浩志は幼い頃から、日が昇る前から夜遅くまで働く父親の姿を近くで見てきた。
中学生や高校生の頃には、アルバイト代わりに工場の仕事を手伝っていた経験がある。
そのため、金属加工の仕事は生活の中に当たり前にあるものだと感じていたという。

「僕は三人兄弟の末っ子ですけど、大学にも行かせてもらえましたし、海外のホームステイにも行かせてもらえました。だから父には本当に感謝しているんです。父は継がなくても良いと言ったんですけど、僕はこの仕事をしようと決めました」

そうして大学卒業後、2年ほど自動車部品の設計の仕事をしたのち、絞り加工の試作メインの工場に修行に出て加工の技術を学んだ。
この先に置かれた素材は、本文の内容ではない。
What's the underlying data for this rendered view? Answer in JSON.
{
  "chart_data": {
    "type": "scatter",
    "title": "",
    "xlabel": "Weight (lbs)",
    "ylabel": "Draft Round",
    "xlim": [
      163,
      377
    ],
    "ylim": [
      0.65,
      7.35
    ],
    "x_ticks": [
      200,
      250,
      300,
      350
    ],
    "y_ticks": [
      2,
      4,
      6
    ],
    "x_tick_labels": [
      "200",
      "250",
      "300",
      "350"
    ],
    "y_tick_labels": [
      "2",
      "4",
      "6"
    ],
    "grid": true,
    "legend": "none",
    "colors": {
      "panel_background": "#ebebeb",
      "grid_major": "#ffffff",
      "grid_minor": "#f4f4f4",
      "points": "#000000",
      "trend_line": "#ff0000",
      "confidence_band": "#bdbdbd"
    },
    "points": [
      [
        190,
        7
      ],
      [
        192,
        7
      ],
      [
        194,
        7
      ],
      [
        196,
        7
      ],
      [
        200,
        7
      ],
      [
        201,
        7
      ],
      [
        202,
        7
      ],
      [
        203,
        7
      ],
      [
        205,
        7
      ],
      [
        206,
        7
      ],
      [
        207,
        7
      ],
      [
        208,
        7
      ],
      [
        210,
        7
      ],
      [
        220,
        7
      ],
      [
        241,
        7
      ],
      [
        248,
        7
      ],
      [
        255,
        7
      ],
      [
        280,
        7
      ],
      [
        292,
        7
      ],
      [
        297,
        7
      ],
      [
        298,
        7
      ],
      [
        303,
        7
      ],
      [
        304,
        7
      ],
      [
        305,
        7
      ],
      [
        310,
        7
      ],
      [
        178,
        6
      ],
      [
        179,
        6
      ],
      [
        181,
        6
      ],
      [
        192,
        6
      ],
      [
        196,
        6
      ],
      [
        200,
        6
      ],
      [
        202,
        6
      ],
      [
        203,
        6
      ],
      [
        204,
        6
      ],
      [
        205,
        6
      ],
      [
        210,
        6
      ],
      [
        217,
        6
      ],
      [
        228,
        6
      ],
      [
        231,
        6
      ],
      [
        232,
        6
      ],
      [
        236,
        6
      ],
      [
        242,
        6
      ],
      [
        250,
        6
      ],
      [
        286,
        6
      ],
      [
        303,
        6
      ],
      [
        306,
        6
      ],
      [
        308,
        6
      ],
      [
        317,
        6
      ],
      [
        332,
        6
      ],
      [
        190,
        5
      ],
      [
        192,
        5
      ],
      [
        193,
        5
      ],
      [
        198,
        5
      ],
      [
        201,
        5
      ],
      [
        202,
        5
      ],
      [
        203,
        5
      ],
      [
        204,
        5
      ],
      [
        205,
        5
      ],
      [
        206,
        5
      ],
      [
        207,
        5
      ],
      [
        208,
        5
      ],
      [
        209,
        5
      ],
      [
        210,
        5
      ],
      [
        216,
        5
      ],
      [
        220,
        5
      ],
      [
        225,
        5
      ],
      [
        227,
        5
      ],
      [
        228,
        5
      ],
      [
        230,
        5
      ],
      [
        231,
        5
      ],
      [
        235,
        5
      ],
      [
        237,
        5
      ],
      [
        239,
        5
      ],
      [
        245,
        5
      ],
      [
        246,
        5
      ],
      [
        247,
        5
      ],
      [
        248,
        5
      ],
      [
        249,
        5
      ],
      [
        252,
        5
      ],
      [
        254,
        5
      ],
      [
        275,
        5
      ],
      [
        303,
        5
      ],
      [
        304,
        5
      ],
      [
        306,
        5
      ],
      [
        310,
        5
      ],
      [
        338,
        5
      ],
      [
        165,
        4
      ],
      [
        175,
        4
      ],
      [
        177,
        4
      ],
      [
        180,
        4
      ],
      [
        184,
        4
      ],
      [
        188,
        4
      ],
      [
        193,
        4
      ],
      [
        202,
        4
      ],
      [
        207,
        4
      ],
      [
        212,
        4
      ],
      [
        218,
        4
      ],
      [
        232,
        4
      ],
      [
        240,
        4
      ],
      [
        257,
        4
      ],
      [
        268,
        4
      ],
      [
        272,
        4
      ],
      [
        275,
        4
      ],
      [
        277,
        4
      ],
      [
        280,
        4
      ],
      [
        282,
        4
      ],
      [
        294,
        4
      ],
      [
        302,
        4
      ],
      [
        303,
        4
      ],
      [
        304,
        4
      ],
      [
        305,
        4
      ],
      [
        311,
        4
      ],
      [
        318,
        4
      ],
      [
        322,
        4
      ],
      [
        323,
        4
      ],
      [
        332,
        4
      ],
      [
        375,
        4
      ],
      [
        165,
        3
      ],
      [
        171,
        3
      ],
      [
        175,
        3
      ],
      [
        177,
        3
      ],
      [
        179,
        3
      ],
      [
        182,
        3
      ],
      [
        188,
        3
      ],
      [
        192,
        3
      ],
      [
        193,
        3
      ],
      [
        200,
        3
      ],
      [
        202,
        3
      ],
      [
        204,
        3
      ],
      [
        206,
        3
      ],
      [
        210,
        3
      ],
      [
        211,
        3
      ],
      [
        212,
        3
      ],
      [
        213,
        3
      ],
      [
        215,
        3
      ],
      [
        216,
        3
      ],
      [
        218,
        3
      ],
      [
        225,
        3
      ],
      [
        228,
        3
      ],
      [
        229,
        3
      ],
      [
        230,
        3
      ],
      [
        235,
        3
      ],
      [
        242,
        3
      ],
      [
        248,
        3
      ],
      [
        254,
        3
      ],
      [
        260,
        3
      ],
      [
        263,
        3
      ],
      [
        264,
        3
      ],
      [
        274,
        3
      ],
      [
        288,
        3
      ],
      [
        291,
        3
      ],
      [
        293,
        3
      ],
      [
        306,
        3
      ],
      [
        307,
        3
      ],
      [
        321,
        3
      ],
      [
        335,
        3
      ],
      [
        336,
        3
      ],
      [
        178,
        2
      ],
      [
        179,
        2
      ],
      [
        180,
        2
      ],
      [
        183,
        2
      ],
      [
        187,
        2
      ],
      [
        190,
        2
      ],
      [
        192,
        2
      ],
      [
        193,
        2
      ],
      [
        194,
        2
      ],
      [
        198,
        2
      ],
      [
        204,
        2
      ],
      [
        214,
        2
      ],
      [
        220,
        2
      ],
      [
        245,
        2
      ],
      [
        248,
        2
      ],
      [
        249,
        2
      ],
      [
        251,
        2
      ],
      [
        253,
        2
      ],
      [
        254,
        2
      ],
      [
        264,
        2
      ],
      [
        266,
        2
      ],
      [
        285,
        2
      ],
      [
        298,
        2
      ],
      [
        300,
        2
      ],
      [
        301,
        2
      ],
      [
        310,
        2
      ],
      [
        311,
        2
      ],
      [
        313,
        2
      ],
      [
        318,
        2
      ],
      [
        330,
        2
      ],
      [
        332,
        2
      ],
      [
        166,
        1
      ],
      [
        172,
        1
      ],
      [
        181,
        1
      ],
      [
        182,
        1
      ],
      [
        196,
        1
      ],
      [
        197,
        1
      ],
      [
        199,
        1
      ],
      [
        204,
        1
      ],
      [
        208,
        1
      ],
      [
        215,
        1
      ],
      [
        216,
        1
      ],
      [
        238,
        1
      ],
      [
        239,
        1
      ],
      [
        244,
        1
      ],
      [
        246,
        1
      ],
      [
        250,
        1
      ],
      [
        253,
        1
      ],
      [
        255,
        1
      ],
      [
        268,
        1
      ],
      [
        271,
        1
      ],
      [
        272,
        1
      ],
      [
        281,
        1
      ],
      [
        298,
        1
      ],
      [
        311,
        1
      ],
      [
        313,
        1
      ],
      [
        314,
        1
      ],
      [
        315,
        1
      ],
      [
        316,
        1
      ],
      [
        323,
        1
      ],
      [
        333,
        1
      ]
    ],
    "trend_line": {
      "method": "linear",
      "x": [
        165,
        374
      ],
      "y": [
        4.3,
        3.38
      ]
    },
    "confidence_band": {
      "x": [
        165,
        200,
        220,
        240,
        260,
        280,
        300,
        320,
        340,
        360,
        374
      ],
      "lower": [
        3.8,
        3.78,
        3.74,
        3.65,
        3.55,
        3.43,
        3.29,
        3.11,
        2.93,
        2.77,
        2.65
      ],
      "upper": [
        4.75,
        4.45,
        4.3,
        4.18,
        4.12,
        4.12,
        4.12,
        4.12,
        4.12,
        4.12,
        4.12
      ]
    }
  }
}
そこでプレス絞りやレーザー加工、ワイヤーカット、マシニングから金型設計までを経験したという。

“できない”と言わない見積からはじまる挑戦

浩志の修業時代の経験は、現在の柴田製作所の強みにもなっている。様々な加工方法を知っているため、多方面から加工のアプローチを考えられるのだ。

自社でできない加工でもアドバイスをすることができ、目的を達成するための道筋を提案することができる。

さらに、裁量を持たせたことで社員一人ひとりの技術も向上している。

「今は、難易度の高い仕事も『できない』と言わず見積を出しているので、以前よりも難しい加工の依頼が増えていますね」

未経験の加工でも見積を出し、依頼が来れば試行錯誤しながら仕上げていく
それがさらなる技術の向上につながるのだ。

「やったことのないものだと、結果的に見積額を超えてしまうこともあります。でもそれは投資なんですよ。フィードバックして次に生かしていくことでさらに色々な加工ができるようになりますからね」

社員が“時間とお金”の両面で豊かになれる会社に

浩志はこれから先の柴田製作所を、社員が時間とお金の両面で豊かになれるような会社にしたいと考えている。

これは、浩志がホームステイ先のヨーロッパで働く人々を実際に見て来たことで抱いた想いだ。ヨーロッパでは、定時で仕事を終えて、すぐに家に帰って家族との時間を楽しんでいる。

「工場は機械を動かさなければお金になりません。だから必ず会社に来なきゃいけないんですけど、10時間も12時間も集中して働くのは無理ですよね。だから、短い時間でいかに生産性を上げるかが大事だと思います」

また、モノづくりの価値をできるだけ多くの人に知ってもらいたいとも語った。

一般の人は完成品を目にしても、そこにどれだけの工夫や技術、労力がかかっているのか理解することができない。その製品を生み出すための見えない部分の価値をもっと知ってもらいたいという。

そのひとつとして、自社ブランドの製品をつくることも考えている。

「うちの加工技術を生かしてメーカーになれたら、さらに楽しい仕事ができるんじゃないかと思うんです」

柴田製作所は、理想を実現するために、社員たちと力を合わせてさらなる挑戦をしていくのだろう。